FWIW, thermometers for tropical fish aquariums are supposedly better made and more reliable than those sold as kitchen or general home gadgets. Perhaps that's a halfway house.

Ken Lee
14-Oct-2009, 12:36
Why not just simplify and buy an inexpensive waterproof culinary thermometer?

The $3 aquarium thermometer I just purchased at a pet supply store, seems just as accurate as the $20 digital culinary thermometer I just purchased.

The digital thermometer may be more precise - giving readings in the 1/10 of a degree - but it's hard to know if it's any more accurate.

The aquarium thermometer is smaller, requires no batteries, and even has a suction cup to hold it against the inside of an aquarium or a... dish-rack film washer (http://www.kenleegallery.com/html/tech/dishrack.html). :rolleyes:

BetterSense
17-Oct-2009, 17:43
Walmart sells a small Acu-Rite wide-range digital thermometer that has a small pot on the side for calibration. It costs about $15, and responds very fast. I have two which I calibrated via the screw to a $$$ lab thermometer from work, and they still agree to within +-.05*C. They are NOT waterproof, but if you accidentally turn the light on to find that you set it down in the stop tray, you might be able to revive it with a good soak in 99% rubbing alcohol.

Paul Kierstead
17-Oct-2009, 18:48
I really liked the idea of the digital aquarium thermometer; seemed cheap and accurate, so wandered down to my local pet store and bought one.
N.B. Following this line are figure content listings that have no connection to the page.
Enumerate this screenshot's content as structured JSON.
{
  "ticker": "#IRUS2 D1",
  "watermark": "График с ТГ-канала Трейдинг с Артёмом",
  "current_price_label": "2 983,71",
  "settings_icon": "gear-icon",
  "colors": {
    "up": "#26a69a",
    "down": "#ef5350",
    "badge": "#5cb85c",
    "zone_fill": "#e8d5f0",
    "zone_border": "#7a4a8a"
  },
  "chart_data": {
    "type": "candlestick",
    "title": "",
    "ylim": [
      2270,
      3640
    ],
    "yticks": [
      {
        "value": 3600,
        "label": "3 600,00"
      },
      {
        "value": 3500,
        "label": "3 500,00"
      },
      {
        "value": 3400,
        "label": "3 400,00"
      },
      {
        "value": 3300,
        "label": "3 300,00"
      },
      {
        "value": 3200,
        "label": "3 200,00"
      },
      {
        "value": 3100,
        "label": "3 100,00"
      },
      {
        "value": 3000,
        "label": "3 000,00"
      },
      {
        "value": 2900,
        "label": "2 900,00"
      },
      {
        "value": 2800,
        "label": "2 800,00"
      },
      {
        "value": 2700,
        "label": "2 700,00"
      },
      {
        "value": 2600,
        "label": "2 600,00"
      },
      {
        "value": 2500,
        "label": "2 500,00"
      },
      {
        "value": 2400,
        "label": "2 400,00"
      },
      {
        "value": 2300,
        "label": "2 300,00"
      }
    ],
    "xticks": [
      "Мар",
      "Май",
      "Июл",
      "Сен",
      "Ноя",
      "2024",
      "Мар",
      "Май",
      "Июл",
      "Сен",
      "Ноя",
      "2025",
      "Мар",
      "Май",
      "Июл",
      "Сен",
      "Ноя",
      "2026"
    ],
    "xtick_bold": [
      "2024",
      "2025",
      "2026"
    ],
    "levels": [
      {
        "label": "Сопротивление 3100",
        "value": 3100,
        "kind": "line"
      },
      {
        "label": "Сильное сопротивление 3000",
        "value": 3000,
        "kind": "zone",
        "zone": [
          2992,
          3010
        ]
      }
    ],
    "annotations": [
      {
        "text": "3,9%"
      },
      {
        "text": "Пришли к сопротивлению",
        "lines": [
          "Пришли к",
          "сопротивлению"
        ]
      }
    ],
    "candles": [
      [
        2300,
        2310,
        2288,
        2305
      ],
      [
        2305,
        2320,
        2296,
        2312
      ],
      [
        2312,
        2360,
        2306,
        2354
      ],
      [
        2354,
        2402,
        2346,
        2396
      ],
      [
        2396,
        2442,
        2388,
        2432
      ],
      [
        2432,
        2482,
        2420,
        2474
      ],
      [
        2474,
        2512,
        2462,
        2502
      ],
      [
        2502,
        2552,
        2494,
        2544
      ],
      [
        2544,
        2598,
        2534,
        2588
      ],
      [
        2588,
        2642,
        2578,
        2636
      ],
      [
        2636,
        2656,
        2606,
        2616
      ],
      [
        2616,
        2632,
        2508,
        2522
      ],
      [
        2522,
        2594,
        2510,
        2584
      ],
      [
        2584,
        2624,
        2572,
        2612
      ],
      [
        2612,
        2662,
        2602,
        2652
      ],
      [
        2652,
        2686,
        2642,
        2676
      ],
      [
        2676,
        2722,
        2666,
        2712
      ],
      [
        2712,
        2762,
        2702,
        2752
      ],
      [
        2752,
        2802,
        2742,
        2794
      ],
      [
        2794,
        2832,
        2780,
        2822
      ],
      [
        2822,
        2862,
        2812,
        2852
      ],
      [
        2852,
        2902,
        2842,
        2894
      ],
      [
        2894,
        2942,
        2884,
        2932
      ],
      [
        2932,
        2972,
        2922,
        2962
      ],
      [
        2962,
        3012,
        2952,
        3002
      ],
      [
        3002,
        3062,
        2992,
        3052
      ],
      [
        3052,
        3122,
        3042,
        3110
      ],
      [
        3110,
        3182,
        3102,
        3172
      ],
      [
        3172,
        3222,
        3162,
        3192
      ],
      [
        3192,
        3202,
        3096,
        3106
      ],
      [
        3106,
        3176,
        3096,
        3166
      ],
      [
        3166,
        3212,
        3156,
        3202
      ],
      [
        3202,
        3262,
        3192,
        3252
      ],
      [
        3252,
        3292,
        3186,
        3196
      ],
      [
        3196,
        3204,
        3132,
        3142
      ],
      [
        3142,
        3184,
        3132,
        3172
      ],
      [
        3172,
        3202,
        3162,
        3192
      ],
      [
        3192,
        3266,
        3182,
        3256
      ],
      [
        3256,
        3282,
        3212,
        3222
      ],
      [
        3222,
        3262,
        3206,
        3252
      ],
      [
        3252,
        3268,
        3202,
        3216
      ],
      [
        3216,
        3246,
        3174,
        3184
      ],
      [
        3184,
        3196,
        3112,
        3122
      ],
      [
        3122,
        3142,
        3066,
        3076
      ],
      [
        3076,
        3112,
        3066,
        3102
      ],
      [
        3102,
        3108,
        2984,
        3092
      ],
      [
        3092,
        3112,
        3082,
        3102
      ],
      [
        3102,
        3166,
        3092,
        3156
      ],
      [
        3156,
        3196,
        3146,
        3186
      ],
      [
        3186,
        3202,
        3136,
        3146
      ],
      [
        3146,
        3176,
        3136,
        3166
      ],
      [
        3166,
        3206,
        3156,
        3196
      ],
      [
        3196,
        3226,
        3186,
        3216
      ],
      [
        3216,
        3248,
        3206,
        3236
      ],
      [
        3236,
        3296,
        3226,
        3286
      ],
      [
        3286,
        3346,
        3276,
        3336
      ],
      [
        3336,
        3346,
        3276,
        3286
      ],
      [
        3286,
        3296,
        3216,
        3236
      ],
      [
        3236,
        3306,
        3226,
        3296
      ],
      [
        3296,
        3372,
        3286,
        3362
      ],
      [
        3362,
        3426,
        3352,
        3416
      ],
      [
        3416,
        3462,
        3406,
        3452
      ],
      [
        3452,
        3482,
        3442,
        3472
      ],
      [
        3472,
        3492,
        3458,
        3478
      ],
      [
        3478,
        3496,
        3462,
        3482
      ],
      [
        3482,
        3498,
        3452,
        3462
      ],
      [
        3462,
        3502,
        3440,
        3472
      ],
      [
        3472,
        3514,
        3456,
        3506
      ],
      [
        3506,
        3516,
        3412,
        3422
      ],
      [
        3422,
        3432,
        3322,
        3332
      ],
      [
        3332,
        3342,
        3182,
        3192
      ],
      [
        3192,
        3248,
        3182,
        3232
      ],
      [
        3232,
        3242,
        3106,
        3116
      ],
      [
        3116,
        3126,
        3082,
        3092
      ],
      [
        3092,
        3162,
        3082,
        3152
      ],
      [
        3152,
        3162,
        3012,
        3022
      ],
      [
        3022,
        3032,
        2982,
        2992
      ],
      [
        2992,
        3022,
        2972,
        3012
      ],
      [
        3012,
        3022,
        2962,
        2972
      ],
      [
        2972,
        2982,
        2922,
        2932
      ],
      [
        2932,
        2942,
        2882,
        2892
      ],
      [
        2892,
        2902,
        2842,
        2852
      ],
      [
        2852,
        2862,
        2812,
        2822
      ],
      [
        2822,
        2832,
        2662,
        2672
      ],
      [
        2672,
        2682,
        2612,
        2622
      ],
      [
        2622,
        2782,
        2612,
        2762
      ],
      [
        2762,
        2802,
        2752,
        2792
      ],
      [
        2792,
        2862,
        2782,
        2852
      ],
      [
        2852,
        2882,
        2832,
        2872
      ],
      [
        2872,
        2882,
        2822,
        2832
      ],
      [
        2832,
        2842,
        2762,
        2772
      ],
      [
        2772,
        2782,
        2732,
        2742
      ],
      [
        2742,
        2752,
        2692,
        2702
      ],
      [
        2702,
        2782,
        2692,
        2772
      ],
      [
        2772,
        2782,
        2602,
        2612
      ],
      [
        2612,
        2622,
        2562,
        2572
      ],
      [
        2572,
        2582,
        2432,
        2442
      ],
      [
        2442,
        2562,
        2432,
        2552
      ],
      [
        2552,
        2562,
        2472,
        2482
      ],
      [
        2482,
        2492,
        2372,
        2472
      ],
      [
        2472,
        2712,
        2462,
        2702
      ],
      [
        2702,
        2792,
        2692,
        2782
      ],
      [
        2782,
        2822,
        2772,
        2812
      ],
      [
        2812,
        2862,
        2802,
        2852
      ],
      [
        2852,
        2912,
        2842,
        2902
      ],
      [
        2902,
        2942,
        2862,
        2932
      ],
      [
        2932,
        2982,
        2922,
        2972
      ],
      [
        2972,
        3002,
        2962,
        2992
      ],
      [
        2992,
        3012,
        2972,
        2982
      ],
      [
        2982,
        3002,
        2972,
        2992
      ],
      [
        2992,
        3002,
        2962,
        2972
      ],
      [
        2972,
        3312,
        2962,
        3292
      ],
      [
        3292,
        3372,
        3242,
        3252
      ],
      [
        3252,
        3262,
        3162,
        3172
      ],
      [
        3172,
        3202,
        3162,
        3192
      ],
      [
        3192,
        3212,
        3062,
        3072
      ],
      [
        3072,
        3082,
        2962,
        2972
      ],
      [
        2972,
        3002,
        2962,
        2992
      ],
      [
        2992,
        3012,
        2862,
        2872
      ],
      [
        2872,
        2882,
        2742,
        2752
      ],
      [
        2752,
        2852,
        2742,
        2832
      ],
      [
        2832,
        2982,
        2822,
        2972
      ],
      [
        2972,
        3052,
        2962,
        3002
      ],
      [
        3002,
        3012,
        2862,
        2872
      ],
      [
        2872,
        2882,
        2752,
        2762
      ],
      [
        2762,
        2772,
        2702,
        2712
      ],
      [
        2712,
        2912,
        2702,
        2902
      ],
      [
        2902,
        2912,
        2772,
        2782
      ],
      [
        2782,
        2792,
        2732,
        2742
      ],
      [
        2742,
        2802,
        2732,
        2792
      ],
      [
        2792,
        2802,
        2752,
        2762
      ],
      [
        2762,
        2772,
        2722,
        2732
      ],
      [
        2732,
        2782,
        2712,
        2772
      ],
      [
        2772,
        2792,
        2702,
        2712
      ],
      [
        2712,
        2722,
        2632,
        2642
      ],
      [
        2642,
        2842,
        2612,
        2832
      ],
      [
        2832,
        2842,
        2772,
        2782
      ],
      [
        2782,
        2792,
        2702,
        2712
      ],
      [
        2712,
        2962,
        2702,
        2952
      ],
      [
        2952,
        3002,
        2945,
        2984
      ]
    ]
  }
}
I'll compare it to my thermopen to get some idea; I'm hoping that it is consistent at least (E-6, which I do mostly, is somewhat sensitive to temp). In the long run I want to hook up a PID controller to my CPP-2 to make it easier to dial up a temp...

Great tip!

Ken Lee
17-Oct-2009, 18:50
What I like about digital thermometers, is their fast response time.

domaz
19-Oct-2009, 14:03
I have a couple culinary thermometers and they seem to read a bit low. I think they do this intentionally because they'd rather you overcook than risk undercooking and someone suing them. So keep that in mind using anything made for the kitchen.

Andrew ren
21-Oct-2009, 06:58
just called this company, apparently its a quebec based one.

http://www.prolabscientific.com/Digital-Lab-Thermometer-p-18644.html

all i am concerning is the "for Lab" use. a must.